In a subsequent press conference, LAPD Chief Michel Moore said an initial toxicology report indicated that Anderson had cocaine and marijuana in his system at the time. The LAPD is still waiting for the full results of the toxicology report to determine what role the tasing may have played in Anderson's death.

Others are not waiting patiently. A cousin of Anderson's, Patrisse Cullors, is a co-founder of Black Lives Matter and gathered with activists at Los Angeles City Hall earlier this week to call on police to reform rules for the use of Tasers and, more generally, to stop sending police to respond to minor traffic collisions and simple traffic violations.

We'll get back to the Tasers in a moment. It's possible to agree with the sentiment that we don't need armed police officers handling most traffic violations or incidents yet still recognize that this was a situation where police were going to be called. Assuming the LAPD account is accurate, the officers were called out in response to a hit-and-run incident, not just a minor collision. This is potentially a pretty serious crime that most people want police to investigate immediately. In addition, a witness on the scene can be heard in additional footage captured by a bystander claiming that Anderson attempted to get into his car and possibly steal it in order to get away from the crash scene.

Looking back, we can see that Anderson was not dangerous and was likely suffering from some sort of delusional response possibly attributable to drugs, but attempting to argue that police shouldn't have responded to this call is simply a non-starter. It is absolutely true that we should, as a practice, reduce armed interactions between police and citizens in nonviolent situations. But this encounter with Anderson is not a good case study as to why.

How the police responded and deployed their Taser against Anderson is, however, very much worthy of critique. We don't see all of the initial officer's interactions with Anderson, but what we do see isn't great. The officer at first is mostly focused on getting Anderson out of the street, which is very understandable. Anderson is at risk of getting hit by a car due to his erratic behavior. But the officer is either unconcerned with or uncertain of how to respond to Anderson's genuine—if completely misplaced and paranoid—fears. The officer is heavily focused on demanding compliance from somebody whose mental state is clearly compromised.

When Anderson eventually runs away and the officer chases him down, the officer starts yelling harshly at Anderson as though he's a bank robber caught with a gun in his hand at the scene of the crime, not somebody who is terrified and panicking. And when the police all collapse on Anderson, they yell "Stop resisting!" at him as they Tase him, a demand that is now ingrained in many people's brains as a justification that police use to cause harm to others. This is an example of police-fueled escalation.
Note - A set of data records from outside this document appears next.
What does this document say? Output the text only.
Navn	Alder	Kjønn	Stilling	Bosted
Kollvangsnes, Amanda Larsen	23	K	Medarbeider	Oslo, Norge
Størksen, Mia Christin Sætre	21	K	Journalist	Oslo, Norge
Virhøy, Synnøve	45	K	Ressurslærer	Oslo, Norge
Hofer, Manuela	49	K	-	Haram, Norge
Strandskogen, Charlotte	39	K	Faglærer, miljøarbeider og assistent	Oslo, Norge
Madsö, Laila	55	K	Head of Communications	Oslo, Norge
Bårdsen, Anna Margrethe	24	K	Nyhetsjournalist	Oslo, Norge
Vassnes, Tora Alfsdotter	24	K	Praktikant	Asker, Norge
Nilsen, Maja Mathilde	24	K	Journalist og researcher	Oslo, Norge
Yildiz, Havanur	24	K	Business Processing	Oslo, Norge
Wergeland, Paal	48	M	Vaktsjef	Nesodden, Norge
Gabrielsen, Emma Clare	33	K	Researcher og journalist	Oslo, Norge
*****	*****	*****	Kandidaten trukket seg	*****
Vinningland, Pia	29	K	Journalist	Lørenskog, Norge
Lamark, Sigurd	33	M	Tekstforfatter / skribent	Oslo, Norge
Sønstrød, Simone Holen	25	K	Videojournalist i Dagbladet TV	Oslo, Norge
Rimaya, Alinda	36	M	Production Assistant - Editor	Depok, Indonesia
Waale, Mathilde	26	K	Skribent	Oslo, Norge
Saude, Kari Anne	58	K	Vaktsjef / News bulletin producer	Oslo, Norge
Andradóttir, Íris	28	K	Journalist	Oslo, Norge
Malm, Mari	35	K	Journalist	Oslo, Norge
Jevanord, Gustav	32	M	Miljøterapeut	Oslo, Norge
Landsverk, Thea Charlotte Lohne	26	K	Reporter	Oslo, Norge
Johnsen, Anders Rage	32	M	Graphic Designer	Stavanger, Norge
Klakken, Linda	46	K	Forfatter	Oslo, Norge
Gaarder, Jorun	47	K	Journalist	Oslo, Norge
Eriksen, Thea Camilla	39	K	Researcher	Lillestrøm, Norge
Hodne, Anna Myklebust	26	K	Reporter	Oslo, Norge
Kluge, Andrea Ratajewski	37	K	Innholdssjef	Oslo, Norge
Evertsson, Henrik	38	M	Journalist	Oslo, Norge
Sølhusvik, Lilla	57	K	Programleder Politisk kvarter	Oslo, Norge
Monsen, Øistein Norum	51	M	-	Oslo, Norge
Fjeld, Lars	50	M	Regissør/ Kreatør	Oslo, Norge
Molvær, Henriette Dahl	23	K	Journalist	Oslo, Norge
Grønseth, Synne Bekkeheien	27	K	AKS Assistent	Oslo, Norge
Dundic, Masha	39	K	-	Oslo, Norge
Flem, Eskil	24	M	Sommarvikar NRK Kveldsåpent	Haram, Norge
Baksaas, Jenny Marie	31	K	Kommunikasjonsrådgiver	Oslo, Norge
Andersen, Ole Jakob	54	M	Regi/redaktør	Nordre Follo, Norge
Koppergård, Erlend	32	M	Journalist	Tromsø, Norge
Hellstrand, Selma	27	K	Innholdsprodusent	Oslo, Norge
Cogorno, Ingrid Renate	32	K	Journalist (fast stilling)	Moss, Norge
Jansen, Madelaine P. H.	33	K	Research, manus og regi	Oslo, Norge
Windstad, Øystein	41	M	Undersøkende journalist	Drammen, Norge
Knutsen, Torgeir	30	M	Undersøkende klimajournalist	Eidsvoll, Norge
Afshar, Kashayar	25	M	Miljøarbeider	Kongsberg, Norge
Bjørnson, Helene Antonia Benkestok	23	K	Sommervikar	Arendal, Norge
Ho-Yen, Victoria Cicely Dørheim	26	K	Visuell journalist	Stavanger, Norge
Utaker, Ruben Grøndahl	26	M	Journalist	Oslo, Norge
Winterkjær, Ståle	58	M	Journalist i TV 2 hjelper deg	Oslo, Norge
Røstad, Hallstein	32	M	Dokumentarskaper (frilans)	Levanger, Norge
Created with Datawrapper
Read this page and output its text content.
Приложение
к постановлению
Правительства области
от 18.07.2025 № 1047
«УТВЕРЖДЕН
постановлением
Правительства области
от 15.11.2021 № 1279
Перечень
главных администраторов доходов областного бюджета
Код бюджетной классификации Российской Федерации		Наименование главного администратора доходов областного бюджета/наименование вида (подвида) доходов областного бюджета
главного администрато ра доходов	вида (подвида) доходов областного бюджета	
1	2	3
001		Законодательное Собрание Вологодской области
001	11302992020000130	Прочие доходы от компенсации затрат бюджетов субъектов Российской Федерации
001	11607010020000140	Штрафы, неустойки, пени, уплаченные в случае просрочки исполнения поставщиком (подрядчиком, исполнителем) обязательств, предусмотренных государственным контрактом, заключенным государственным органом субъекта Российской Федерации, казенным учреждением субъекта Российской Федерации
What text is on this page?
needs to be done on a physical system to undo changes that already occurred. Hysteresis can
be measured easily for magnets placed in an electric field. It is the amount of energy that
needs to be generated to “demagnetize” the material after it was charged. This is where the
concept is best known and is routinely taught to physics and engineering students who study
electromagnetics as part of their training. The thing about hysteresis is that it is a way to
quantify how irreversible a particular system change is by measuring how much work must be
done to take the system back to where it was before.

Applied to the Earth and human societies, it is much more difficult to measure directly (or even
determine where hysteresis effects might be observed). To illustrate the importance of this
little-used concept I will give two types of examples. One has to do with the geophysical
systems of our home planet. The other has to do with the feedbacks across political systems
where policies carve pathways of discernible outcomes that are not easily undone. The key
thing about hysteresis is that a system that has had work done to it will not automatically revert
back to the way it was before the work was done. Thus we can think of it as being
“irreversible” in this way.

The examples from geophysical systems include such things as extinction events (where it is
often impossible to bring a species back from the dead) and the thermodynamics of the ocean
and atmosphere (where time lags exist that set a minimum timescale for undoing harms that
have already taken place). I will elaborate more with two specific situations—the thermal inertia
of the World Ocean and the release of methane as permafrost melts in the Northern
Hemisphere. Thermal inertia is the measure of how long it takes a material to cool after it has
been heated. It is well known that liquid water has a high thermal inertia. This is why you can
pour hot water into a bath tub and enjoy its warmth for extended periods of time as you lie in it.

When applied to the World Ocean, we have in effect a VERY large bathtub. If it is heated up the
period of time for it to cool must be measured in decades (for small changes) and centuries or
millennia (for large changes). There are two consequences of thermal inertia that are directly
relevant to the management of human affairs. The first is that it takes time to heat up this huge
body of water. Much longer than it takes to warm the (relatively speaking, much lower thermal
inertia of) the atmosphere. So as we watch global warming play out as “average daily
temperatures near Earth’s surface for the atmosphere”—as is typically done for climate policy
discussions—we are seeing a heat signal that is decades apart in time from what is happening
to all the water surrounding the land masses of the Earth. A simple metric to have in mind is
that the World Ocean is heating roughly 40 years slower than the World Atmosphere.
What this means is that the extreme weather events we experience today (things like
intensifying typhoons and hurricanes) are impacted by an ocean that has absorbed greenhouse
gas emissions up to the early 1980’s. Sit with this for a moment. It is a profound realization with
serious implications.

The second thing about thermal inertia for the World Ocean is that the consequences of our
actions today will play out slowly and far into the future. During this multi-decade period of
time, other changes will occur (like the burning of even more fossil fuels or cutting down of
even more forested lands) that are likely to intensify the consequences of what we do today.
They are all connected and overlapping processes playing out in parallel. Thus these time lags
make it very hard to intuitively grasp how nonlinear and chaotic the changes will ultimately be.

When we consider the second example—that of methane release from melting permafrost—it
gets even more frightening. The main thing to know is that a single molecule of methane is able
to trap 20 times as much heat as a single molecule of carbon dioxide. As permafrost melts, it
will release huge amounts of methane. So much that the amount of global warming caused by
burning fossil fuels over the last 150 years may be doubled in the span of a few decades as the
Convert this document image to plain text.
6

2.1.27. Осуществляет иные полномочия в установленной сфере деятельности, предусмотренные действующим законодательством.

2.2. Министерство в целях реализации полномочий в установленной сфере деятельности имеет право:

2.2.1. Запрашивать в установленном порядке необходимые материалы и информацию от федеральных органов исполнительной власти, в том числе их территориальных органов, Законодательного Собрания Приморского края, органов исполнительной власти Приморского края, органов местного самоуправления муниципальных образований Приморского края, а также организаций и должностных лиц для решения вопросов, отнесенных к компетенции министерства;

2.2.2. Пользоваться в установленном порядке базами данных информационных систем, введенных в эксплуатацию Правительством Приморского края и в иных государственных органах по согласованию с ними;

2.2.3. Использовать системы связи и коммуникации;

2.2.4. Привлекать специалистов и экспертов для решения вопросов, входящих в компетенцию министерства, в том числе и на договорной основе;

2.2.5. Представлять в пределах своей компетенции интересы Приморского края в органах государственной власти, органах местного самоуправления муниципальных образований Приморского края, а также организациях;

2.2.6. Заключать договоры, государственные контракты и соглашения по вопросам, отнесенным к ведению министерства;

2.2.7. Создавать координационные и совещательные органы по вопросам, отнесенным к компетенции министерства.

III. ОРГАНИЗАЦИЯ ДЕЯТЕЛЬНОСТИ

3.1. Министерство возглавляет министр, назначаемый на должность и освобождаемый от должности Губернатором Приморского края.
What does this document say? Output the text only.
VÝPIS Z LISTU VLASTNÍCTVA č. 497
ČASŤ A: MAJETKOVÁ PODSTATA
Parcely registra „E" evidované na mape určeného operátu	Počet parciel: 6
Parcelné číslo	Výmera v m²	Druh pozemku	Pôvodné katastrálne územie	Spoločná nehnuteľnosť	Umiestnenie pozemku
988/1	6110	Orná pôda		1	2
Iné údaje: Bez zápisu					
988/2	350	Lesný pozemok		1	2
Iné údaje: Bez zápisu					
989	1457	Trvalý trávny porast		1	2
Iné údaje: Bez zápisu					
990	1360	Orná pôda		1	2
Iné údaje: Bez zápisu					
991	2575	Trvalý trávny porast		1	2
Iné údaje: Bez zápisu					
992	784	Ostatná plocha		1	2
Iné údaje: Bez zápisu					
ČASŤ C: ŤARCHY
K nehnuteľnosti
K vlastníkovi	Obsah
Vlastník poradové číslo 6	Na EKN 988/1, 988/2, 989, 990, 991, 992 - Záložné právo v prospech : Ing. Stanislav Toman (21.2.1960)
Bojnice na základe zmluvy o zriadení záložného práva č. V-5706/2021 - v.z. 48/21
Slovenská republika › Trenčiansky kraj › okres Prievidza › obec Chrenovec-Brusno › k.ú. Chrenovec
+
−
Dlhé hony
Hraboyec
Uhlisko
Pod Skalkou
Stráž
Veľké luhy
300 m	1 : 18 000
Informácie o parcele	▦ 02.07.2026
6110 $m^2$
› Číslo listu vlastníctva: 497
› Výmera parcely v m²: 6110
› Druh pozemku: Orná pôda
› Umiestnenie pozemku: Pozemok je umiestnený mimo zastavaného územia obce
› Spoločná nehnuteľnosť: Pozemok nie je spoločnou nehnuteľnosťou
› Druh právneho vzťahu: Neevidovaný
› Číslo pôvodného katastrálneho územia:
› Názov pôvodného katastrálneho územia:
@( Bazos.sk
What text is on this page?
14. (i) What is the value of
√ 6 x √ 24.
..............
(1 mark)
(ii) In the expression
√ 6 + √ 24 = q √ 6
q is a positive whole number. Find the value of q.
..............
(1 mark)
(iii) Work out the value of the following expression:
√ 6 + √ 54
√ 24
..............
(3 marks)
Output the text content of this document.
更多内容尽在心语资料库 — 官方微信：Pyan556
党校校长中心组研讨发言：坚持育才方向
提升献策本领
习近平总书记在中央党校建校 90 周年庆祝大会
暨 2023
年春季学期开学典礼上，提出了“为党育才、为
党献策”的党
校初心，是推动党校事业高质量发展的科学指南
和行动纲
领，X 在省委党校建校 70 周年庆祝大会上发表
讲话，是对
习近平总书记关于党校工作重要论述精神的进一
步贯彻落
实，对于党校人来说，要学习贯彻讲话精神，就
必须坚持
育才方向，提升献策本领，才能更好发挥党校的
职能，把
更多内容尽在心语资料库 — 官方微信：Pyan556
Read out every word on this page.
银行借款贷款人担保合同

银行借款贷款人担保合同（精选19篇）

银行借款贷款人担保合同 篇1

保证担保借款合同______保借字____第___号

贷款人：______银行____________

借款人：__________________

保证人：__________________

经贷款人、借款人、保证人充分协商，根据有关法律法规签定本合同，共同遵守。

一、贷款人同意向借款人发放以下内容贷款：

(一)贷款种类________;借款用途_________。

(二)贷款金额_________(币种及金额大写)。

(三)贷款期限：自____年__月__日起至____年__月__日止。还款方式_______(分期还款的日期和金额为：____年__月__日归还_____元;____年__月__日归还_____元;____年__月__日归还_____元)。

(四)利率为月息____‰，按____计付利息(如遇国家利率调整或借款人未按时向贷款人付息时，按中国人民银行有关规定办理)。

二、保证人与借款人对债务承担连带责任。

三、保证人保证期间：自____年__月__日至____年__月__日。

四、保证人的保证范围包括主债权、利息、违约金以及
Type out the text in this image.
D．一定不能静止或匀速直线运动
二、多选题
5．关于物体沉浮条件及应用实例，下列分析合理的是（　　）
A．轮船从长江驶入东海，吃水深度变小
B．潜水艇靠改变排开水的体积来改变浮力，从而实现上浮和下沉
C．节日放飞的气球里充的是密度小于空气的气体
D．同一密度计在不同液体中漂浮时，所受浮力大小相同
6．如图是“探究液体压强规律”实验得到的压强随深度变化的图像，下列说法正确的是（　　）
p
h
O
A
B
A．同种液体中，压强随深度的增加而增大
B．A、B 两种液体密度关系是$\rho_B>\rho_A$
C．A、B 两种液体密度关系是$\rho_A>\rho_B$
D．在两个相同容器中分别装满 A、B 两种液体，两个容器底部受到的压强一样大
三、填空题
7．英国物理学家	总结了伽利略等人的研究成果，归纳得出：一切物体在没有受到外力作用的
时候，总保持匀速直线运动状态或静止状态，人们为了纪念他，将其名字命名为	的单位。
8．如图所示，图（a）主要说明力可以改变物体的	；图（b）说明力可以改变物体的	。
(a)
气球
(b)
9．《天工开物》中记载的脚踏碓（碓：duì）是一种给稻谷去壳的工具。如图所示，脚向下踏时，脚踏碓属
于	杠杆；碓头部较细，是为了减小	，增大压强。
The Los Angeles Times looked into the LAPD's rules for using Tasers and notes that the policy allows for their use "to control a suspect when the suspect poses an immediate threat to the officer or others." That doesn't appear to have been the case with Anderson. A use-of-force expert the Times turned to notes that there's no threat from Anderson, only a delay in detaining him caused by his fear and resistance. The LAPD's Taser policy is also clear that Tasers shall "not be used on a suspect or subject who is passively resisting or merely failing to comply with commands."

But when Tasers are called for, LAPD guidelines don't indicate a limit on how many attempts are possible. They are dangerous weapons, and experts recommend exposure of no more than five seconds at a time and a total of 15 seconds altogether.

So not only was the Taser probably unnecessary and unjustified by LAPD's own policies, the application appeared to be at an unsafe duration for Anderson.

And finally, from just watching the encounter, one can say that there was nothing to indicate that Anderson was dangerous; he was terrified, delusional, and in an altered state. The police did not seem to consider a response that fit the situation, at least not from what was shown on body camera footage.

It's possible to see why police were called to this scene. It's also possible to look at that footage and understand why some don't want police responding to people having a mental health or drug crisis.